Por Sebastián Grant Del Río
A mediados de los años 90, más o menos 1993 ó 1994, fue la señora Fresia Vega, presencia vital en la clásica Librería Estudio de calle Aníbal Pinto, gran lectora, conocedora y muy buena al momento de recomendar autores y obras, quien me puso frente a un escritor llamado Paul Auster.
Del autor norteamericano, en ese momento un desconocido en mis lecturas, me recomendó "La música del azar", novela originalmente publicada en 1990 y editada por Anagrama al año siguiente.
Fue la puerta de entrada a un nombre que se tornará vital en el desarrollo de las letras de su país, mundial durante toda esa década y más. Ello, para hacer de la literatura un ejercicio de viajes y trayectos por diferentes sentires, pesares y experiencias humanas.
También por el azar, tema trascendente para Auster en el transitar de sus más de 30 obras publicadas, viajes que le sirven para reflexionar sobre la vida y los misterios que ella encierra, sobre todo por la condición de estar vivo y ser consciente de aquello.
En ese sentido, los personajes de sus ficciones como también de ese corpus literario de no ficción si se quiere -"A salto de mata", "Experimentos con la verdad" y "Diario de invierno", entre quizás seis títulos de aires poéticos en esa línea- apuntan a develar misterios en torno a esa condición vital.
Son experimentos de un escritor que habló de su propio yo, pero desde la vereda del frente del texto, de tramas que llevan al lector por laberintos complejos en su simpleza. Es lo que le ocurre a Jim Nashe, personaje central de "La música del azar", una vez que es abandonado por su mujer.

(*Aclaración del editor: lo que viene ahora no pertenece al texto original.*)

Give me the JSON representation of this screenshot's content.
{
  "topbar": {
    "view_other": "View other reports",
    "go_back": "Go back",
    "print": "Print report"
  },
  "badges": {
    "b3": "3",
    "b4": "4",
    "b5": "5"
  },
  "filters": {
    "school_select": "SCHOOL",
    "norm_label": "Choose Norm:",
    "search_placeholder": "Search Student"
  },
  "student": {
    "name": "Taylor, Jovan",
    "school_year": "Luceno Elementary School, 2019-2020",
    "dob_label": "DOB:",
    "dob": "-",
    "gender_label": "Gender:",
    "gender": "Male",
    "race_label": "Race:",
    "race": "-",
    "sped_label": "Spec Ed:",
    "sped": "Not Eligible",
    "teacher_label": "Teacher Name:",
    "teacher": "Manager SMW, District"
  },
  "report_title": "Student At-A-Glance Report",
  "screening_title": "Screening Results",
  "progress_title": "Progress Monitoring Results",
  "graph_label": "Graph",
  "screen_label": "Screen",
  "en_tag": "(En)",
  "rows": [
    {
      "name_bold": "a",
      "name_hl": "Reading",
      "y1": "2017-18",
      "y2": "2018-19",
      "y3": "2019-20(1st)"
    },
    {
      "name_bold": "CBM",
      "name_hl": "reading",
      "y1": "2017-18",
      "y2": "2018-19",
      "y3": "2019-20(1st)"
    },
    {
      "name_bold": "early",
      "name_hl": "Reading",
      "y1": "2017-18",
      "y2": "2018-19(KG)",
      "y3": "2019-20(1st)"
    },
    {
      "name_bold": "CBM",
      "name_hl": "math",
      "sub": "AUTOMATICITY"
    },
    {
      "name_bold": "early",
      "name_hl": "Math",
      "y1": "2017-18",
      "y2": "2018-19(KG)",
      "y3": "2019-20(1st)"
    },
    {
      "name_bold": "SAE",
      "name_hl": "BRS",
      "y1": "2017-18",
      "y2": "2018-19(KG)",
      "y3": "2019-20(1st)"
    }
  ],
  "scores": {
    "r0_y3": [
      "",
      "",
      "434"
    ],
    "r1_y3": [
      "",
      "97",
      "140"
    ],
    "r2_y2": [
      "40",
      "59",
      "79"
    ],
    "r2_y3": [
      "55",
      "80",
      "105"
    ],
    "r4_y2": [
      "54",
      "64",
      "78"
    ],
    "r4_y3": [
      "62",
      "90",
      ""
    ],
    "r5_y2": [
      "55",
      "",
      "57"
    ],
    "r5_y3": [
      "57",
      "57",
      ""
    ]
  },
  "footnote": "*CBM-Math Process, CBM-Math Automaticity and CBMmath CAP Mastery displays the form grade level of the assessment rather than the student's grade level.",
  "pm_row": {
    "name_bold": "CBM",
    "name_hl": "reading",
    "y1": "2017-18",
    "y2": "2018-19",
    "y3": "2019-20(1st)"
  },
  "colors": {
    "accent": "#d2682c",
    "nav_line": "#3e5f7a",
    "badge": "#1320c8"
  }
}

Desencadena un deambular por una vida de carácter errante, cual "Barón Rampante", citando a Ítalo Calvino; que se topará con una aventura que nunca imaginó -tampoco el lector- por efectos del azar. El juego, el póquer y Jack Pozzi lo internan en una pesadilla de carácter kafkiano, gótica y terrorífica al mismo tiempo. Una que, simplemente, el lector no puede dejar de leer.
De repente aparece
Un detonante literario, a nivel personal, que posiblemente tampoco imaginó la amable señora Fresia a mediados de los 90 en la Estudio, cuando puso en mis manos la citada novela. El azar se hizo parte, como ese hecho no buscado que abre un vértice lleno de sorpresas, particularmente, frente a un escritor sorprendente en todas sus formas, sobre todo, en los títulos de aquellos años.
Y vendrían otros libros apostados en las repisas de la librería penquista: "El palacio de la Luna" (1990), "Leviatán" (1993) "Mr. Vértigo" (1995), y "La trilogía de Nueva York", publicada por la misma editorial española en 1997.
De ese tiempo data también la lectura de "La invención de la soledad" (Anagrama, 1994) texto impresionante, donde Auster desarrolla una atenta mirada al padre, la paternidad y su relación. La de él con su progenitor, en una trama de no ficción dividida en dos partes "-Retrato de un hombre invisible" y "El libro de la memoria"- de alcance poético, metaliterario y sugerente. En parte sirve para comprender aquellos temas de base de un autor que, pareciera siempre haber buscado respuesta a esa gran pregunta sobre quiénes somos.
¿Y quiénes somos? Seres humanos, finalmente, que vivimos con una sola gran certeza: la muerte. La misma que se llevó a Paul Auster esta semana a los 77 años y que desde sus libros primeros como "La invención de la soledad", originalmente publicado en 1982; hizo del azar un gran tema. Acá sobre la muerte, la del padre y la de un hijo que la encontró 42 años después.
"Un día hay vida", parte escribiendo Auster en este texto, donde acota más adelante en el mismo párrafo: "…Pasa un día y otro, ocupándose sólo de sus asuntos y soñando con la vida que le queda por delante. Y entonces, de repente, aparece la muerte".
Y de repente, nos sorprendimos con la muerte de Paul Auster (1947-2024) quien, más allá de toda anotación biográfica y destacada, que esa se encuentra en todos lados; escribió prácticamente medio siglo. En ese tiempo, largo o corto, dejó un puñado de obras brillantes -las que acá anotamos, ciertamente- y otras que van a quedarse con nosotros -lectores- que un día, que no sabemos, también vamos a morir.